Planes, numPlanes, _ := calculator.PlaneMonoConsecRANSAC32(vlist, 0.003,
																0.1,
																500,
																0.1,
																50,
																80,
																500)

3. Data reading

As we started preparing for something that reads the data, we discovered that only existing .ply reader in Golang is based on cgo, which calls functions in an external c++ library. The code of this package is not easy to use nor easy to understand. What's more, function calls to a c++ library may undermine significantly the performance. Thus, we decide to develop a .ply reader based on native Golang. 。

3.1 Parsing header

First, we will want to

for _, i := range lines {
	split := strings.Fields(i)
	switch split[0] {
	// define the format
	case "format":
		version, _ = strconv.ParseFloat(split[2], 64)
		switch split[1] {
		case "ascii":
			file_type = PLY_ASCII
		case "binary_little_endian":
			file_type = PLY_BINARY_LE
		case "binary_big_endian":
			file_type = PLY_BINARY_BE
		}

	// add comment
	case "comment":
		comments = append(comments, i[8:])

	// add obj_info
	case "obj_info":
		if len(split) > 1 {
			for i := 1; i < len(split); i++ {
				obj_info = append(obj_info, split[i])
			}
		}

	//  add a new element
	case "element":
		// if we meet a new element and we have edited the properties of an element : we pack this element and add it in to the slice
		if prop_edited == true {
			elems = append(elems, *New_element(ele_name, ele_num, props))
			prop_edited = false
			props = nil
		}
		ele_name = split[1]
		ele_num, _ = strconv.Atoi(split[2])

	case "property":
		// if this line describes a property list : the second keyword will be "list", the third keyword will describe the type of first data (length of the list) and the fourth keyword for the rest data
		var isList, count, typ int
		var name string
		if split[1] == "list" {
			isList = 1
			count = TypeConverter(split[2])
			typ = TypeConverter(split[3])
			name = split[4]
		} else {
			isList = 0
			count = 0
			typ = TypeConverter(split[1])
			name = split[2]
		}
		prop := New_property(name, typ, typ, 0, isList, count, count, 0)
		props = append(props, *prop)

		// indicate whether the property is modified
		prop_edited = true

	case "end_header":
		// we pack the last element and add it in to the slice
		elems = append(elems, *New_element(ele_name, ele_num, props))
	}
}

3.2 Reading

Generally, there exits 2 ways of encoding for .ply files : ASCII and binary. The former can be read directly while the latter needs to be decoded through a particular procedure. Since files obtained by a Intel device are always encoded in binary mode, this will be the only mode support by our file reader.

if name == "vertex" {
	// grab vertex elements
	for i := 0; i < num_elems; i++ {
		plyfile.PlyGetElement(cplyfile, &vlist[i], unsafe.Sizeof(plyfile.VertexMono{}))
		vertices = append(vertices, vlist[i])
	}

} else if name == "face" {
	// grab face elements
	for i := 0; i < num_elems; i++ {
		plyfile.PlyGetElement(cplyfile, &flist[i], unsafe.Sizeof(plyfile.FaceReading{}))

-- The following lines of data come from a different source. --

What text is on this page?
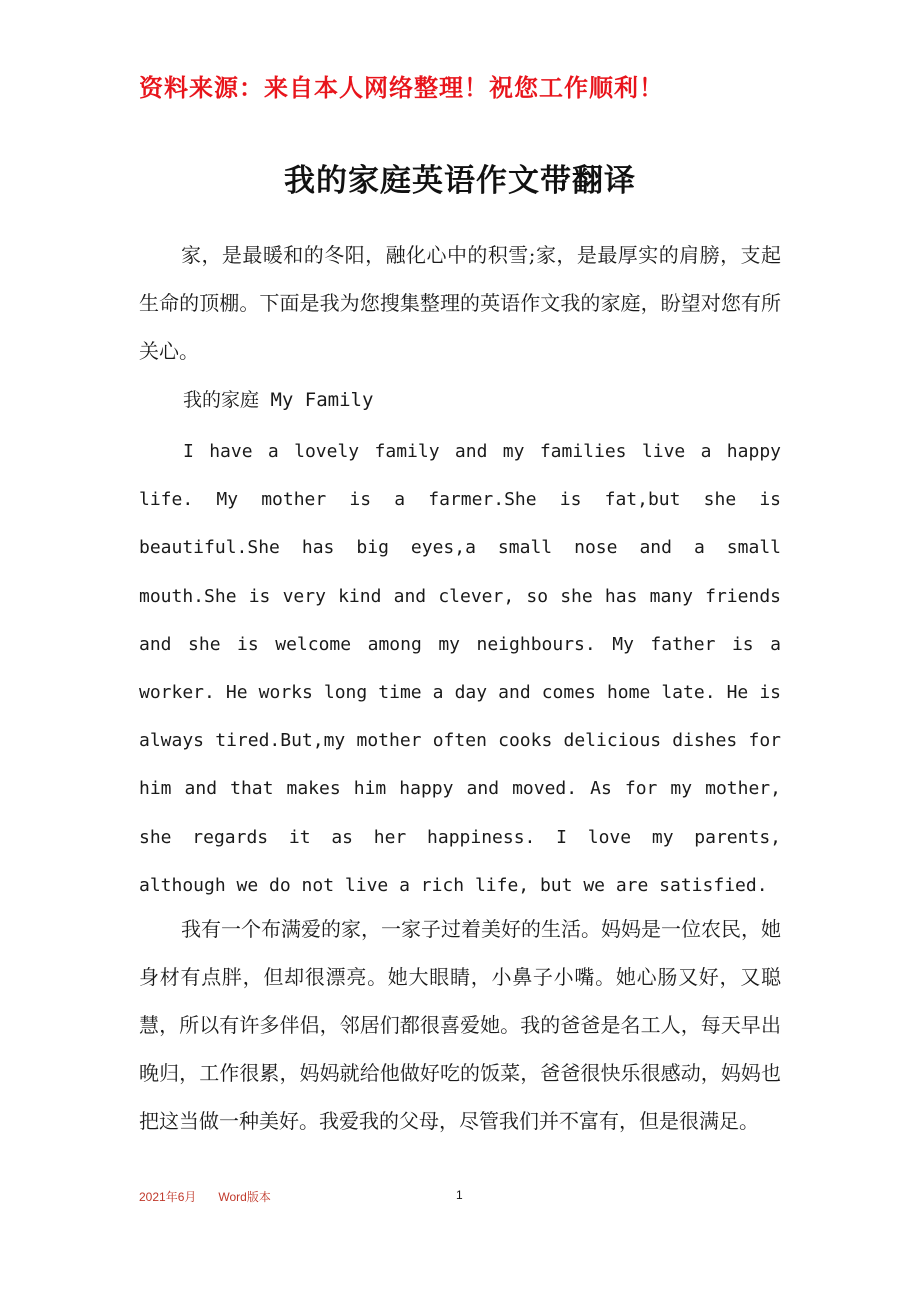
资料来源：来自本人网络整理！祝您工作顺利！
我的家庭英语作文带翻译

家，是最暖和的冬阳，融化心中的积雪;家，是最厚实的肩膀，支起生命的顶棚。下面是我为您搜集整理的英语作文我的家庭，盼望对您有所关心。

我的家庭 My Family

I have a lovely family and my families live a happy life. My mother is a farmer.She is fat,but she is beautiful.She has big eyes,a small nose and a small mouth.She is very kind and clever, so she has many friends and she is welcome among my neighbours. My father is a worker. He works long time a day and comes home late. He is always tired.But,my mother often cooks delicious dishes for him and that makes him happy and moved. As for my mother, she regards it as her happiness. I love my parents, although we do not live a rich life, but we are satisfied.

我有一个布满爱的家，一家子过着美好的生活。妈妈是一位农民，她身材有点胖，但却很漂亮。她大眼睛，小鼻子小嘴。她心肠又好，又聪慧，所以有许多伴侣，邻居们都很喜爱她。我的爸爸是名工人，每天早出晚归，工作很累，妈妈就给他做好吃的饭菜，爸爸很快乐很感动，妈妈也把这当做一种美好。我爱我的父母，尽管我们并不富有，但是很满足。

2021年6月 Word版本	1
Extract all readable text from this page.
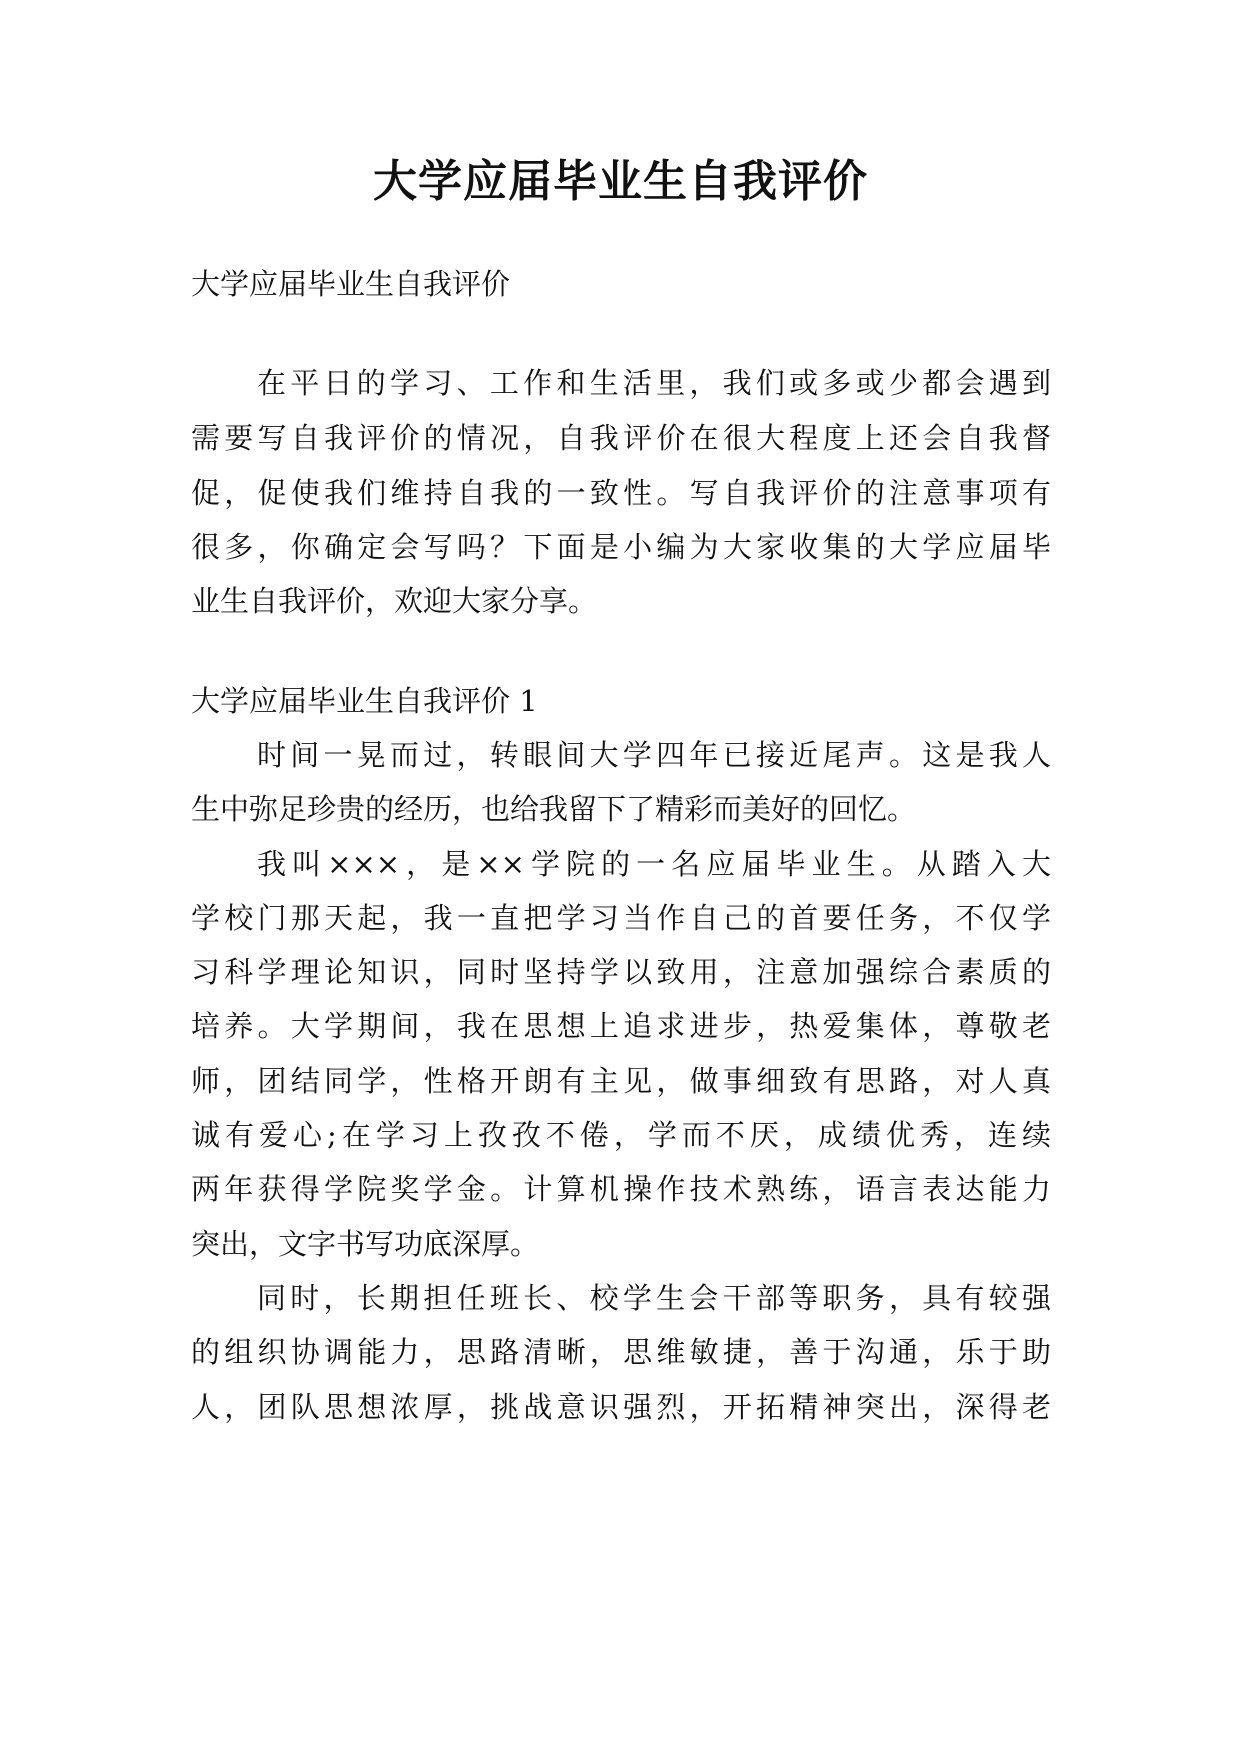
大学应届毕业生自我评价

大学应届毕业生自我评价

在平日的学习、工作和生活里，我们或多或少都会遇到

需要写自我评价的情况，自我评价在很大程度上还会自我督

促，促使我们维持自我的一致性。写自我评价的注意事项有

很多，你确定会写吗？下面是小编为大家收集的大学应届毕

业生自我评价，欢迎大家分享。

大学应届毕业生自我评价 1

时间一晃而过，转眼间大学四年已接近尾声。这是我人

生中弥足珍贵的经历，也给我留下了精彩而美好的回忆。

我叫×××，是××学院的一名应届毕业生。从踏入大

学校门那天起，我一直把学习当作自己的首要任务，不仅学

习科学理论知识，同时坚持学以致用，注意加强综合素质的

培养。大学期间，我在思想上追求进步，热爱集体，尊敬老

师，团结同学，性格开朗有主见，做事细致有思路，对人真

诚有爱心;在学习上孜孜不倦，学而不厌，成绩优秀，连续

两年获得学院奖学金。计算机操作技术熟练，语言表达能力

突出，文字书写功底深厚。

同时，长期担任班长、校学生会干部等职务，具有较强

的组织协调能力，思路清晰，思维敏捷，善于沟通，乐于助

人，团队思想浓厚，挑战意识强烈，开拓精神突出，深得老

		// extract integers from binary listst and export to a slice of faces
		FaceBuf := plyfile.Face{int(binary.LittleEndian.Uint32(flist[i].Vert1[:])), int(binary.LittleEndian.Uint32(flist[i].Vert2[:])), int(binary.LittleEndian.Uint32(flist[i].Vert3[:]))}
		faces = append(faces, FaceBuf)
	}
}

For each triple of 3d coordinates, decode according to the proper coding method (Little / Big Endian).

func PlyGetElement(plyfile *PlyFile, element interface{}, size uintptr) {
	switch plyfile.file_type {
	case PLY_BINARY_LE:
		buffbytes := make([]byte, size)
		r := bytes.NewReader(buffbytes)
		_, _ = plyfile.Fp.Read(buffbytes)
		_ = binary.Read(r, binary.LittleEndian, element)

	case PLY_BINARY_BE:
		buffbytes := make([]byte, size)
		r := bytes.NewReader(buffbytes)
		_, _ = plyfile.Fp.Read(buffbytes)
		_ = binary.Read(r, binary.BigEndian, element)
	}
}

A slice containing all the vertices (points) and another for the faces (composed by 3 points) will be returned at the end.

3.3 A first benchmark and optimization

We use pprof to profile the entire program (reading the data and then analyzing). We discovered that reading the data (on the right side here above, the bar plot in yellow) counted for about 1/3 of total time spent, whether there is no massive computation in the code.

After having a further analyze on the code, we found that the reader function make a data transferring for each single point in the .ply file, which means that a huge amount of time is wasted on the communication between the processor and the hard disk, whose delay is considerable.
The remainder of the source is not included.